Thus, by the force of the same genius with which he might have shone among men on the side of good, Appadocca was enabled to excel, to be unapproachable and irresistible in his career of crime and evil. The firmness of mind which enabled him to curb the natures of even pirates, and to establish a discipline on board the Black Schooner that made his men simultaneously act as if they were but the individual members of only one single body moved but by one spirit, might, perhaps, have procured for him the reputation of a wise and great leader; the powers of invention, which supplied even the deficiencies of human nature, and permitted him to make almost every element his servant, could again have handed down his name to posterity as that of a profound philosopher, if his talents had been turned to a proper object. But the combination of circumstances—destiny, decided otherwise, and instead of finding himself in the high position of good, Appadocca found himself, by the very necessity of those self-same talents, in the high position of evil.
It is not Emmanuel Appadocca alone that has been thus doomed to bury a high intellect in obscurity, or been impelled by circumstances to expend its force in guilt. No: the world seems scarcely as yet prepared for genius, a higher humanity is required and must exist, before the man who possesses it can find a congenial place of existence on this planet. Mere chance now moves the balance in which he is weighed; circumstances either hazardously call him forth, or he is left to feed upon his own disgust, until his rough sands are run, then earth covers over the fire that ought to burn only in the skies. From among one hundred men of genius scarcely one ever goes beyond the boundary of the desert on which so many flowers are destined to “blush unseen.”
It was two hours after noon, on the day which we have above mentioned, that Lorenzo was standing by the helmsman of the schooner, eagerly reading the reflections of the mirrors, when the signals of Appadocca from the man-of-war fell upon his eyes.

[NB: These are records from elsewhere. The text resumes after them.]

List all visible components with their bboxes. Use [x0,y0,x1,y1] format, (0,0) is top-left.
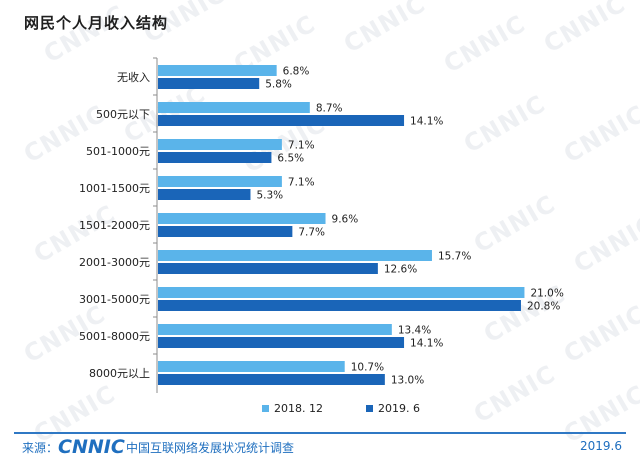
bar [158,139,282,150]
bar [158,324,392,335]
bar [158,250,432,261]
data-label: 5.3% [256,190,283,202]
data-label: 7.1% [288,140,315,152]
category-label: 2001-3000元 [79,256,150,269]
bar [158,361,345,372]
cnnic-logo: CNNIC [58,436,125,458]
data-label: 9.6% [332,214,359,226]
data-label: 21.0% [530,288,563,300]
data-label: 8.7% [316,103,343,115]
category-label: 5001-8000元 [79,330,150,343]
data-label: 14.1% [410,116,443,128]
category-label: 3001-5000元 [79,293,150,306]
source-label: 来源： [22,441,59,455]
source-organization: 中国互联网络发展状况统计调查 [126,441,295,455]
category-label: 501-1000元 [86,145,150,158]
data-label: 7.1% [288,177,315,189]
bar [158,226,293,237]
category-label: 无收入 [117,70,150,84]
bar [158,189,251,200]
data-label: 15.7% [438,251,471,263]
bar [158,300,521,311]
bar [158,263,378,274]
data-label: 12.6% [384,264,417,276]
data-label: 14.1% [410,338,443,350]
data-label: 10.7% [351,362,384,374]
bar [158,102,310,113]
legend-label: 2019. 6 [378,402,420,415]
data-label: 20.8% [527,301,560,313]
data-label: 6.5% [277,153,304,165]
bar [158,213,326,224]
legend-swatch [262,405,269,412]
bar [158,337,405,348]
bar [158,78,260,89]
bar [158,65,277,76]
bar [158,176,282,187]
bar [158,152,272,163]
category-label: 8000元以上 [89,367,150,380]
data-label: 13.0% [391,375,424,387]
page-title: 网民个人月收入结构 [24,14,169,32]
data-label: 13.4% [398,325,431,337]
bar [158,374,385,385]
data-label: 6.8% [283,66,310,78]
data-label: 7.7% [298,227,325,239]
legend-swatch [366,405,373,412]
footer: 来源： CNNIC 中国互联网络发展状况统计调查 2019.6 [22,436,622,458]
category-label: 500元以下 [96,108,150,121]
data-label: 5.8% [265,79,292,91]
category-label: 1501-2000元 [79,219,150,232]
bar [158,115,405,126]
legend-label: 2018. 12 [274,402,323,415]
bar [158,287,525,298]
category-label: 1001-1500元 [79,182,150,195]
footer-divider [14,432,626,434]
report-date: 2019.6 [580,439,622,453]
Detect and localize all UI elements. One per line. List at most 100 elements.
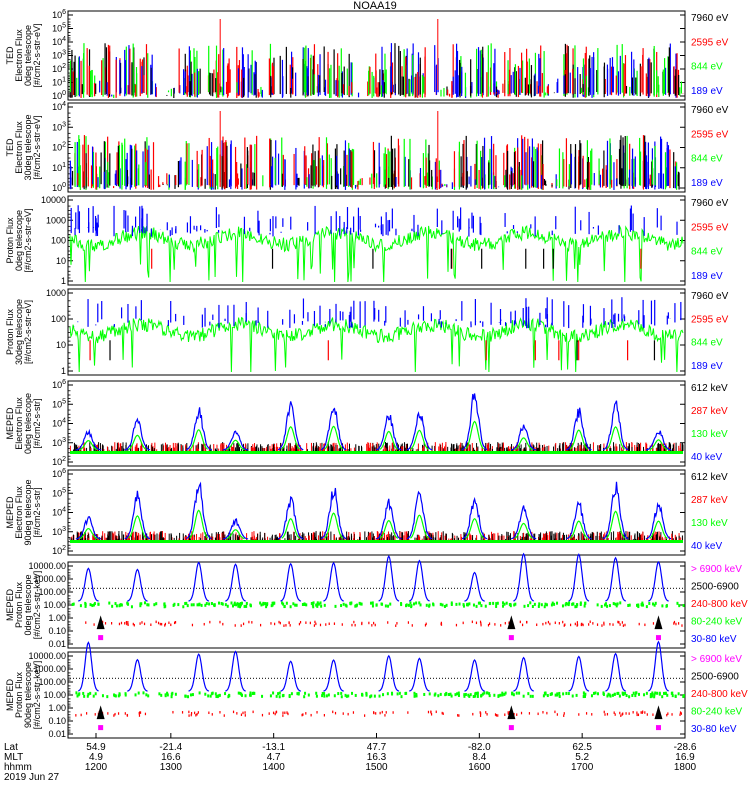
- mproton-dot: [187, 587, 188, 589]
- mproton-green: [613, 692, 616, 696]
- mproton-green: [511, 692, 514, 696]
- mproton-red: [242, 622, 245, 626]
- mproton-green: [504, 691, 507, 695]
- mproton-dot: [271, 677, 272, 679]
- mproton-green: [625, 693, 628, 697]
- mproton-dot: [310, 587, 311, 589]
- mproton-red: [592, 622, 594, 625]
- mproton-dot: [205, 677, 206, 679]
- y-tick-label: 103: [52, 526, 66, 537]
- mproton-red: [644, 711, 646, 714]
- mproton-red: [519, 620, 521, 624]
- mproton-red: [589, 620, 591, 623]
- mproton-dot: [127, 587, 128, 589]
- mproton-dot: [166, 677, 167, 679]
- mproton-green: [303, 695, 306, 699]
- mproton-green: [166, 693, 169, 697]
- mproton-dot: [400, 587, 401, 589]
- mproton-red: [547, 620, 550, 624]
- mproton-red: [125, 620, 128, 624]
- mproton-dot: [100, 587, 101, 589]
- mproton-green: [91, 604, 94, 608]
- mproton-red: [636, 713, 638, 717]
- meped-peak-blue: [510, 424, 537, 451]
- mproton-green: [515, 691, 518, 695]
- xaxis-lat: 62.5: [572, 742, 592, 753]
- mproton-red: [133, 623, 135, 627]
- mproton-red: [497, 714, 499, 717]
- mproton-red: [298, 622, 301, 626]
- mproton-red: [155, 620, 157, 624]
- mproton-red: [652, 622, 655, 625]
- mproton-dot: [607, 587, 608, 589]
- mproton-dot: [166, 587, 167, 589]
- mproton-green: [315, 694, 318, 698]
- mproton-red: [563, 712, 565, 715]
- mproton-dot: [520, 587, 521, 589]
- mproton-dot: [112, 587, 113, 589]
- mproton-green: [312, 605, 315, 609]
- panel-ylabel-line: TED: [5, 46, 15, 65]
- mproton-green: [373, 694, 376, 698]
- mproton-green: [334, 604, 337, 608]
- mproton-red: [232, 710, 235, 714]
- mproton-green: [340, 604, 343, 608]
- mproton-green: [316, 602, 319, 606]
- mproton-dot: [421, 677, 422, 679]
- mproton-red: [646, 713, 648, 716]
- mproton-red: [270, 622, 272, 625]
- mproton-red: [138, 714, 141, 717]
- mproton-red: [679, 711, 682, 714]
- mproton-dot: [172, 677, 173, 679]
- mproton-dot: [493, 677, 494, 679]
- mproton-green: [544, 602, 547, 606]
- mproton-green: [464, 693, 467, 697]
- mproton-dot: [580, 587, 581, 589]
- mproton-dot: [199, 677, 200, 679]
- xaxis-lat: -21.4: [159, 742, 182, 753]
- mproton-green: [600, 604, 603, 608]
- mproton-green: [93, 602, 96, 606]
- mproton-dot: [82, 587, 83, 589]
- y-tick-label: 105: [52, 398, 66, 409]
- mproton-dot: [346, 677, 347, 679]
- mproton-green: [476, 692, 479, 696]
- mproton-dot: [595, 587, 596, 589]
- panel-ylabel-line: [#/cm2-s-str-keV]: [32, 661, 42, 730]
- mproton-dot: [91, 587, 92, 589]
- mproton-green: [361, 693, 364, 697]
- mproton-red: [396, 622, 398, 625]
- mproton-dot: [541, 677, 542, 679]
- mproton-green: [294, 603, 297, 607]
- mproton-dot: [220, 587, 221, 589]
- mproton-dot: [238, 587, 239, 589]
- mproton-dot: [652, 587, 653, 589]
- mproton-red: [236, 712, 238, 715]
- mproton-dot: [472, 587, 473, 589]
- mproton-dot: [553, 677, 554, 679]
- mproton-dot: [187, 677, 188, 679]
- mproton-red: [244, 714, 246, 717]
- mproton-green: [213, 603, 216, 607]
- y-tick-label: 1000.00: [33, 664, 66, 674]
- mproton-dot: [673, 677, 674, 679]
- mproton-red: [274, 712, 276, 716]
- meped-peak-green: [606, 426, 625, 450]
- mproton-dot: [412, 677, 413, 679]
- mproton-red: [520, 711, 523, 715]
- mproton-dot: [334, 587, 335, 589]
- mproton-green: [480, 604, 483, 608]
- mproton-red: [673, 622, 675, 625]
- mproton-green: [323, 692, 326, 696]
- mproton-dot: [376, 587, 377, 589]
- mproton-green: [439, 692, 442, 696]
- meped-peak-green: [281, 517, 301, 539]
- mproton-dot: [223, 677, 224, 679]
- mproton-dot: [151, 587, 152, 589]
- xaxis-hhmm: 1600: [468, 762, 491, 773]
- mproton-dot: [604, 587, 605, 589]
- mproton-peak-blue: [464, 659, 485, 692]
- mproton-green: [441, 603, 444, 607]
- mproton-red: [606, 712, 609, 716]
- mproton-red: [625, 712, 627, 715]
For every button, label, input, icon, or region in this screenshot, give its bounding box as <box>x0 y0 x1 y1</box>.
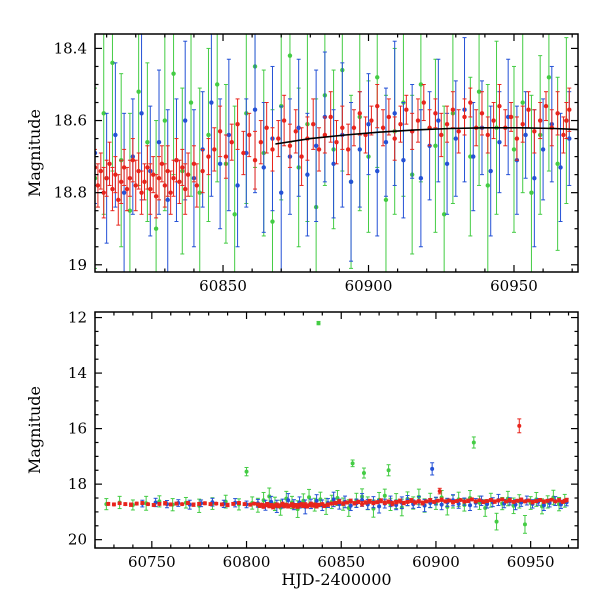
x-tick-label: 60900 <box>412 553 460 571</box>
x-tick-label: 60750 <box>128 553 176 571</box>
x-axis-label: HJD-2400000 <box>281 570 391 589</box>
panel-bottom-red-series <box>106 418 569 510</box>
plot-frame-bottom <box>94 311 579 549</box>
y-tick-label: 12 <box>68 309 87 327</box>
plot-frame-top <box>94 33 579 273</box>
y-tick-label: 18.4 <box>54 39 87 57</box>
black-model-curve <box>275 127 578 145</box>
y-tick-label: 20 <box>68 531 87 549</box>
x-tick-label: 60850 <box>317 553 365 571</box>
x-tick-label: 60900 <box>345 277 393 295</box>
panel-top-red-series <box>95 83 572 226</box>
x-tick-label: 60800 <box>223 553 271 571</box>
panel-bottom-blue-series <box>140 462 569 515</box>
y-tick-label: 18.6 <box>54 112 87 130</box>
x-tick-label: 60850 <box>199 277 247 295</box>
panel-top: 60850 60900 60950 18.4 18.6 18.8 19 Magnitude <box>25 33 579 295</box>
y-tick-label: 18 <box>68 475 87 493</box>
y-tick-label: 18.8 <box>54 184 87 202</box>
x-tick-label: 60950 <box>507 553 555 571</box>
panel-top-green-series <box>95 34 569 272</box>
y-tick-label: 14 <box>68 364 87 382</box>
panel-bottom: 60750 60800 60850 60900 60950 12 14 16 18 20 Magni… <box>25 309 579 589</box>
y-axis-label-top: Magnitude <box>25 109 44 197</box>
y-tick-label: 16 <box>68 420 87 438</box>
y-tick-label: 19 <box>68 256 87 274</box>
y-axis-label-bottom: Magnitude <box>25 386 44 474</box>
x-tick-label: 60950 <box>490 277 538 295</box>
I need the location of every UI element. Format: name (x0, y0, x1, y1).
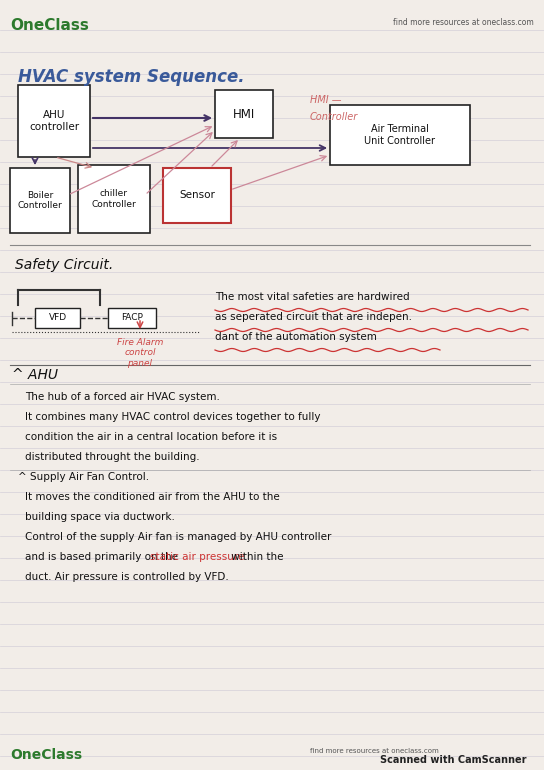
Text: It moves the conditioned air from the AHU to the: It moves the conditioned air from the AH… (25, 492, 280, 502)
FancyBboxPatch shape (215, 90, 273, 138)
Text: HMI —: HMI — (310, 95, 342, 105)
Text: Sensor: Sensor (179, 190, 215, 200)
Text: building space via ductwork.: building space via ductwork. (25, 512, 175, 522)
FancyBboxPatch shape (78, 165, 150, 233)
Text: FACP: FACP (121, 313, 143, 323)
Text: condition the air in a central location before it is: condition the air in a central location … (25, 432, 277, 442)
Text: duct. Air pressure is controlled by VFD.: duct. Air pressure is controlled by VFD. (25, 572, 228, 582)
FancyBboxPatch shape (330, 105, 470, 165)
Text: chiller
Controller: chiller Controller (91, 189, 137, 209)
FancyBboxPatch shape (35, 308, 80, 328)
Text: HVAC system Sequence.: HVAC system Sequence. (18, 68, 245, 86)
Text: Safety Circuit.: Safety Circuit. (15, 258, 113, 272)
Text: ^ AHU: ^ AHU (12, 368, 58, 382)
FancyBboxPatch shape (108, 308, 156, 328)
FancyBboxPatch shape (163, 168, 231, 223)
Text: static air pressure: static air pressure (150, 552, 244, 562)
Text: Boiler
Controller: Boiler Controller (17, 191, 63, 210)
Text: ^ Supply Air Fan Control.: ^ Supply Air Fan Control. (18, 472, 149, 482)
Text: find more resources at oneclass.com: find more resources at oneclass.com (310, 748, 439, 754)
Text: distributed throught the building.: distributed throught the building. (25, 452, 200, 462)
Text: AHU
controller: AHU controller (29, 110, 79, 132)
Text: OneClass: OneClass (10, 18, 89, 33)
Text: Air Terminal
Unit Controller: Air Terminal Unit Controller (364, 124, 436, 146)
Text: It combines many HVAC control devices together to fully: It combines many HVAC control devices to… (25, 412, 320, 422)
Text: Control of the supply Air fan is managed by AHU controller: Control of the supply Air fan is managed… (25, 532, 331, 542)
FancyBboxPatch shape (10, 168, 70, 233)
Text: find more resources at oneclass.com: find more resources at oneclass.com (393, 18, 534, 27)
Text: Scanned with CamScanner: Scanned with CamScanner (380, 755, 527, 765)
Text: as seperated circuit that are indepen.: as seperated circuit that are indepen. (215, 312, 412, 322)
FancyBboxPatch shape (18, 85, 90, 157)
Text: within the: within the (228, 552, 284, 562)
Text: Fire Alarm
control
panel: Fire Alarm control panel (117, 338, 163, 368)
Text: The hub of a forced air HVAC system.: The hub of a forced air HVAC system. (25, 392, 220, 402)
Text: OneClass: OneClass (10, 748, 82, 762)
Text: The most vital safeties are hardwired: The most vital safeties are hardwired (215, 292, 410, 302)
Text: VFD: VFD (48, 313, 66, 323)
Text: dant of the automation system: dant of the automation system (215, 332, 377, 342)
Text: Controller: Controller (310, 112, 358, 122)
Text: and is based primarily on the: and is based primarily on the (25, 552, 181, 562)
Text: HMI: HMI (233, 108, 255, 120)
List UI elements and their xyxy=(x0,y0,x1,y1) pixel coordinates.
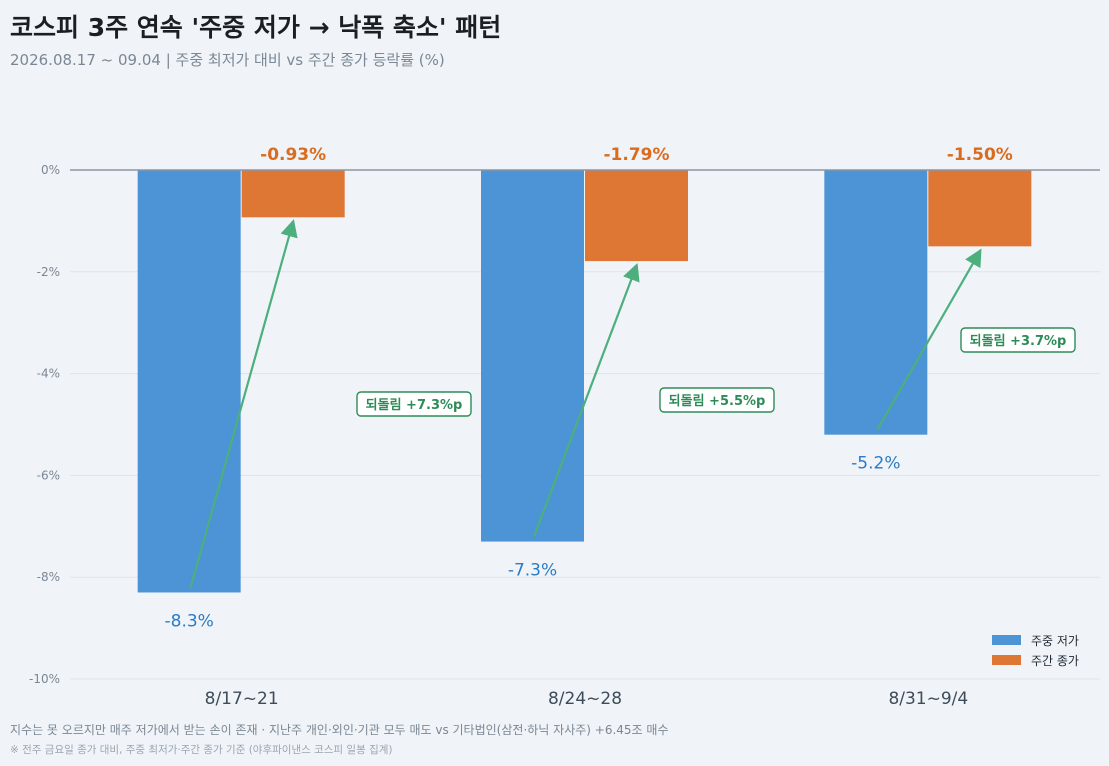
legend-label-close: 주간 종가 xyxy=(1031,653,1079,668)
y-tick-label: -6% xyxy=(37,468,60,482)
legend-item-low: 주중 저가 xyxy=(992,630,1079,650)
y-tick-label: -2% xyxy=(37,265,60,279)
bar-low-label: -5.2% xyxy=(851,454,900,474)
legend-swatch-low xyxy=(992,635,1021,645)
bar-close-label: -1.50% xyxy=(947,145,1013,165)
legend-item-close: 주간 종가 xyxy=(992,650,1079,670)
bar-low-label: -8.3% xyxy=(165,611,214,631)
rebound-arrow xyxy=(876,248,982,431)
bar-close xyxy=(928,170,1032,247)
bar-low xyxy=(824,170,928,435)
rebound-annotation-box xyxy=(356,391,472,417)
bar-close-label: -1.79% xyxy=(603,145,669,165)
y-tick-label: -10% xyxy=(29,672,60,686)
rebound-arrow xyxy=(532,262,640,537)
bar-close xyxy=(585,170,688,262)
rebound-annotation-label: 되돌림 +3.7%p xyxy=(970,333,1067,349)
footnote-source: ※ 전주 금요일 종가 대비, 주중 최저가·주간 종가 기준 (야후파이낸스 … xyxy=(10,744,393,756)
y-tick-label: -8% xyxy=(37,570,60,584)
bar-low xyxy=(481,170,584,542)
x-tick-label: 8/17~21 xyxy=(205,689,279,709)
footnote-main: 지수는 못 오르지만 매주 저가에서 받는 손이 존재 · 지난주 개인·외인·… xyxy=(10,723,669,737)
rebound-annotation-box xyxy=(659,387,775,413)
legend: 주중 저가 주간 종가 xyxy=(992,630,1079,670)
x-tick-label: 8/31~9/4 xyxy=(888,689,968,709)
rebound-annotation-label: 되돌림 +5.5%p xyxy=(669,393,766,409)
rebound-annotation-box xyxy=(960,327,1076,353)
legend-swatch-close xyxy=(992,655,1021,665)
bar-close-label: -0.93% xyxy=(260,145,326,165)
chart-title: 코스피 3주 연속 '주중 저가 → 낙폭 축소' 패턴 xyxy=(10,13,502,42)
rebound-annotation-label: 되돌림 +7.3%p xyxy=(366,397,463,413)
x-tick-label: 8/24~28 xyxy=(548,689,622,709)
y-tick-label: -4% xyxy=(37,367,60,381)
bar-low-label: -7.3% xyxy=(508,561,557,581)
legend-label-low: 주중 저가 xyxy=(1031,633,1079,648)
y-tick-label: 0% xyxy=(41,163,60,177)
rebound-arrow xyxy=(189,219,298,588)
bar-close xyxy=(241,170,345,218)
chart-subtitle: 2026.08.17 ~ 09.04 | 주중 최저가 대비 vs 주간 종가 … xyxy=(10,51,445,69)
bar-low xyxy=(137,170,241,593)
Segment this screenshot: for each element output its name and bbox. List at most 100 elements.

“What is this?” involuntarily exclaimed the officer, as he read the well-known symbols of his chief.
“Too late, too late! his stupidity has already made him undergo the torture,” he exclaimed, as he deciphered,—
“Treat well the officer, for they treat me well.—SCORPION.”
Lorenzo gave an order to the officer on duty; a piercing sound was then heard; in a moment or two, the sides of the schooner became peopled with men, whose brawny arms were bared up to the shoulders. Not a word was spoken. The polished and shining guns of the schooner were immediately pointed, they seemed to thrust their muzzles through the port-holes, as if they worked by one impulse, by their own choice and their own action, for the slightest difference could not be traced either in the time or in the manner in which each separate piece was moved to its proper place.
Another piercing sound: each gun was fired at the precise moment. The schooner shook under the deafening explosion that followed, and the ocean rang, and rang again with the echo.
This was Lorenzo’s reply to the request of Appadocca.